Additionally, SAPI 5 is component object model (COM) based. Although COM proficiency is not required, some understanding of it is. To further simplify COM, SAPI 5 uses active template library (ATL) functions to complement COM. You need a basic understanding of COM smart pointer CComPtr. Additional information about these topics may be found in MSDN or in the myriad of books available through popular bookstores.
Each chapter describes the important concepts introduced. The discussion follows the code and provides examples from the Coffee code itself. The first Coffee example is the foundation of the entire process and is slightly longer than other chapters.
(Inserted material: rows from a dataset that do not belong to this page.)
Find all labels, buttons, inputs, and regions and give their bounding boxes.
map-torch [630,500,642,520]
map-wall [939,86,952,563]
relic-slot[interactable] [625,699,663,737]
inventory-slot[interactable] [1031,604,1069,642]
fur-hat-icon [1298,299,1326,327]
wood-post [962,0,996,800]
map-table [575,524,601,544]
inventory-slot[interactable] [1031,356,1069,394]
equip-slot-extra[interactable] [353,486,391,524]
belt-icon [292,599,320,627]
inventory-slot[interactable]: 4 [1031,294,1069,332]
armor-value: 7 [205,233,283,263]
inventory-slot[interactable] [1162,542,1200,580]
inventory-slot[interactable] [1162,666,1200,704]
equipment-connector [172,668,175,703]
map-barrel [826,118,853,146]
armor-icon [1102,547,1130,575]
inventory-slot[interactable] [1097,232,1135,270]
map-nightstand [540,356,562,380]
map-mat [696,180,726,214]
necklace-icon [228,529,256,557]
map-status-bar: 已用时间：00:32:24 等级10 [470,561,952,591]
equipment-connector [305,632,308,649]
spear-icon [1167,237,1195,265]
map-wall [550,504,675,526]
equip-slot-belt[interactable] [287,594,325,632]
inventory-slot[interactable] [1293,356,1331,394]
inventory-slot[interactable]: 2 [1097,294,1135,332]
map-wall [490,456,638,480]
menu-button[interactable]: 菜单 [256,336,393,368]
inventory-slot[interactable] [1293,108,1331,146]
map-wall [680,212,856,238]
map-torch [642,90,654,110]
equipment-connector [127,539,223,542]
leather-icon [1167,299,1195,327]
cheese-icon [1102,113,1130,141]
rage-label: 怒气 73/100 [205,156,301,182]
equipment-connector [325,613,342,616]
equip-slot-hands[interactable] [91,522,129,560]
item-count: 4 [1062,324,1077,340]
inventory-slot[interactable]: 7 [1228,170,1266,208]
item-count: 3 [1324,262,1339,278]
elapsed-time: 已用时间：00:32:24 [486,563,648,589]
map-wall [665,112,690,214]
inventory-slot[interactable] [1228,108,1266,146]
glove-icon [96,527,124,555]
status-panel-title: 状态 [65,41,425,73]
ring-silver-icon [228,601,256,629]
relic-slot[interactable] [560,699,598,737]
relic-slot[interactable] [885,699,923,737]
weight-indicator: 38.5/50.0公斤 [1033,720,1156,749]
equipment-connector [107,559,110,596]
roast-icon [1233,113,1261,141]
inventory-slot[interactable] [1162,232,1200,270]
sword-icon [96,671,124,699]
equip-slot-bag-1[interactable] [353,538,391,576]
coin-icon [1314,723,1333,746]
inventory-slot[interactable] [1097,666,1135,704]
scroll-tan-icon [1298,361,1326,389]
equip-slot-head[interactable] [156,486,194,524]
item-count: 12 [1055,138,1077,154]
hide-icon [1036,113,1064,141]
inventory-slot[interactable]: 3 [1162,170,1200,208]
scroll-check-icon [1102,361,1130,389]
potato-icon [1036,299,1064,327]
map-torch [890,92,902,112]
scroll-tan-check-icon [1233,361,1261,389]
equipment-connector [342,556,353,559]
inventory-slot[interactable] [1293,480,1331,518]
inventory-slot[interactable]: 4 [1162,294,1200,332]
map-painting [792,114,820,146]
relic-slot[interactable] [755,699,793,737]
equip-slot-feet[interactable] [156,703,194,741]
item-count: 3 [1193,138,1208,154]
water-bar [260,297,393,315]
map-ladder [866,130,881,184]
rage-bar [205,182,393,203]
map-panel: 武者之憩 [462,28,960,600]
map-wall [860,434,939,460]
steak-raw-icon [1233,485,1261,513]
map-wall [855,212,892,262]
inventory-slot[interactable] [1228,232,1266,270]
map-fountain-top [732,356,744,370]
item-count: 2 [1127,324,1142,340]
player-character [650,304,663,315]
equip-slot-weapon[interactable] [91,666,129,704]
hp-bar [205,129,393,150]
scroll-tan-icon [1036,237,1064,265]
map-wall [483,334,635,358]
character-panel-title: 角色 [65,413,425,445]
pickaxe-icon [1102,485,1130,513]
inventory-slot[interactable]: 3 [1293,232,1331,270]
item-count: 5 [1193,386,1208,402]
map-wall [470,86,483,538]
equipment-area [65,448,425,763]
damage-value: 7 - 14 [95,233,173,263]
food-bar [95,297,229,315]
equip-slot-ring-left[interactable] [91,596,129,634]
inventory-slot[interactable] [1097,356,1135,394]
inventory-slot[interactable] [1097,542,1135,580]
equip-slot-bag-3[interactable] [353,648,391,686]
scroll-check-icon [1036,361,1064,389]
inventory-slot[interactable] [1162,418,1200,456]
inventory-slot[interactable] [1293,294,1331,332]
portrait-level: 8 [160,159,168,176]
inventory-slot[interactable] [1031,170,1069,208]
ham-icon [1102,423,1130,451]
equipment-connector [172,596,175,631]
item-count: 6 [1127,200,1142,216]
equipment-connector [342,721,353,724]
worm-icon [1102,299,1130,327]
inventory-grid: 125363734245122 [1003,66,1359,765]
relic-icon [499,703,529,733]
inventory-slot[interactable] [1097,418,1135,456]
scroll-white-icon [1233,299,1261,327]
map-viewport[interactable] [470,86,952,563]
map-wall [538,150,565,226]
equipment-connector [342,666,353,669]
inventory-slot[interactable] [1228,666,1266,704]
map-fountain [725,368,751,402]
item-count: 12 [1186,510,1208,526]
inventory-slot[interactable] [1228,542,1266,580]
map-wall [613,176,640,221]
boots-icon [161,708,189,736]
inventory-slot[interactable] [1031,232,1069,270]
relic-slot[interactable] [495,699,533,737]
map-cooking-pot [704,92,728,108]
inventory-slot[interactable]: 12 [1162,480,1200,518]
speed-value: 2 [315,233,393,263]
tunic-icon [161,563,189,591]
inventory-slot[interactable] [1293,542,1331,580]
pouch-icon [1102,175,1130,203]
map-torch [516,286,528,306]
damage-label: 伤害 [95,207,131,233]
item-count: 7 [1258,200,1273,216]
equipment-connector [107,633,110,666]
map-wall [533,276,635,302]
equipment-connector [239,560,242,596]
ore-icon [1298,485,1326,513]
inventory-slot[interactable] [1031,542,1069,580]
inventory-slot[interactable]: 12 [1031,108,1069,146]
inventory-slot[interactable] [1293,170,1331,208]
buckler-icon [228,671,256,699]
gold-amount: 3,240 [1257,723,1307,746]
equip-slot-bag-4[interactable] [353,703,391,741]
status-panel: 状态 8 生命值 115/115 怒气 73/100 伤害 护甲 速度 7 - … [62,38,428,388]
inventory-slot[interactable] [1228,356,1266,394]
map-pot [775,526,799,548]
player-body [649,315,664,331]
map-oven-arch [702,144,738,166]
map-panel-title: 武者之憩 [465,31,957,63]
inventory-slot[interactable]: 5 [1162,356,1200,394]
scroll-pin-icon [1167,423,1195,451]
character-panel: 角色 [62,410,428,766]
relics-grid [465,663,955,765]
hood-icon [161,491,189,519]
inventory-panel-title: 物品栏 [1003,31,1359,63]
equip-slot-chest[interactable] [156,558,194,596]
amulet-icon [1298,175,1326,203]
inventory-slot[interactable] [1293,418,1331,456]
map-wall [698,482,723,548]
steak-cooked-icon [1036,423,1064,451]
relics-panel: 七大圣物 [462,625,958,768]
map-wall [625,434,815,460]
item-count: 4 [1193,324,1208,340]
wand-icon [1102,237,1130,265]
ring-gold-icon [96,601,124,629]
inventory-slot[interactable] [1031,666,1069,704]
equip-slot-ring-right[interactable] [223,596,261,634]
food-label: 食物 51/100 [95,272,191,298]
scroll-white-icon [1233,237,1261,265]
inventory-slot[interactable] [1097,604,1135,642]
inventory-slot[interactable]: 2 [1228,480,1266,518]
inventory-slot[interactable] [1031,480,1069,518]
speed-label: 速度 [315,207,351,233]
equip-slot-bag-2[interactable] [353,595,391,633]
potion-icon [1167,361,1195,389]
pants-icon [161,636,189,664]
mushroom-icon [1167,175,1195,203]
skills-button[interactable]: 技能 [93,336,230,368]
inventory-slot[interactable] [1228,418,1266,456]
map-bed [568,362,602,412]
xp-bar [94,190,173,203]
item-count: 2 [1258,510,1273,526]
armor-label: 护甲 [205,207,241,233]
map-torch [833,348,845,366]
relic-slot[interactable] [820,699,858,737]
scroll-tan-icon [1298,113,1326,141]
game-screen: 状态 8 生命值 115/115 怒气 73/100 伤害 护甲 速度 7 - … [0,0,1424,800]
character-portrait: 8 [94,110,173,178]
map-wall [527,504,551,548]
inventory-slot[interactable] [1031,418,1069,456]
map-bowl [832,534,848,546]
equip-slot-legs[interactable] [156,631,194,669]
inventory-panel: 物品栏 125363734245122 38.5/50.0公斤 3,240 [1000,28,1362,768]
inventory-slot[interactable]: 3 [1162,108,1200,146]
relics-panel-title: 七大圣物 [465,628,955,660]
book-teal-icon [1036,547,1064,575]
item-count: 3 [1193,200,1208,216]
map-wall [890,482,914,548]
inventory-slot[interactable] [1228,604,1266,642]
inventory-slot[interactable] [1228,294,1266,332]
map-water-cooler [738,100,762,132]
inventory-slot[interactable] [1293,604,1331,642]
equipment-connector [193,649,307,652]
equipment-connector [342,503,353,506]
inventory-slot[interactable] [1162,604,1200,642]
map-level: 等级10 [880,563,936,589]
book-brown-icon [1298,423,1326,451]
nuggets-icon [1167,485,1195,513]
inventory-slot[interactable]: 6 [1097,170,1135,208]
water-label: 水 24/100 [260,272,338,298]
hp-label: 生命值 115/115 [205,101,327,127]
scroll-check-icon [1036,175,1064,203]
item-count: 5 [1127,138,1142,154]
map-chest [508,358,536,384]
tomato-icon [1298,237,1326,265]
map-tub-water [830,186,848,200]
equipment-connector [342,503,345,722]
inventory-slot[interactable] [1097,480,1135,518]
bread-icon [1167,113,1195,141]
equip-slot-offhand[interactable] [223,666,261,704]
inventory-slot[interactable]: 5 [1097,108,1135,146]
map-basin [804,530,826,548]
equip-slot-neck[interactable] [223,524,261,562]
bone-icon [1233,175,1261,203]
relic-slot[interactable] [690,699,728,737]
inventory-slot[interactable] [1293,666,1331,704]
The narrative is a brief overview and presents enough material to complete the example, though not enough to exhaust the subject.
Each Coffee chapter builds on the previous examples. Since no code is ever removed, changes from chapter to chapter may be found by comparing files or entire folders using a difference engine. However, in general, any application may be used.
You will need a copy of Visual C 6.0 with Service Pack 3 or later version. In general, any 32-bit C compiler will work. However, the samples assume Microsoft Visual Studio 6.0 SP3 or later.
SAPI 5 Installation source. This may be a SAPI developer’s CD or the installer through another source (if available) such as the Microsoft Web site. Regardless, you are encouraged to install SAPI 5 only through an installation package. The SAPI CD installs all the required components including the required dynamic link libraries (DLL), headers, registry entries, and other resources.
In addition to having up-to-date source files and examples, you need the reference API to look up interfaces and methods. Even though the examples are well commented and the tutorials contain narratives about the calls and approaches, the reference API explains each call in detail and to a greater extent than is possible in other sources.
To configure your system for speech recognition, go to Speech properties in Control Panel and click the Speech Recognition tab. Speak into your microphone and observe the volume meter in the microphone window; if the meter registers the volume level the microphone works. Then click the Text-to-Speech tab. To test the audio output, click Preview Voice. The text in this section will be spoken, highlighting the words as they are spoken. If this is the case, then audio output also works. If neither works, see the Troubleshooting section.
It is also recommended that you use the microphone training wizard. From the Speech Recognition tab, click Train Profile. The training wizard instructs you in microphone placement and input level adjustment so that SAPI is able to recognize your commands. For the Coffee examples, the list of commands is quite limited and this training is not required. Speak clearly and deliberately into the microphone and Coffee should be able to recognize your words.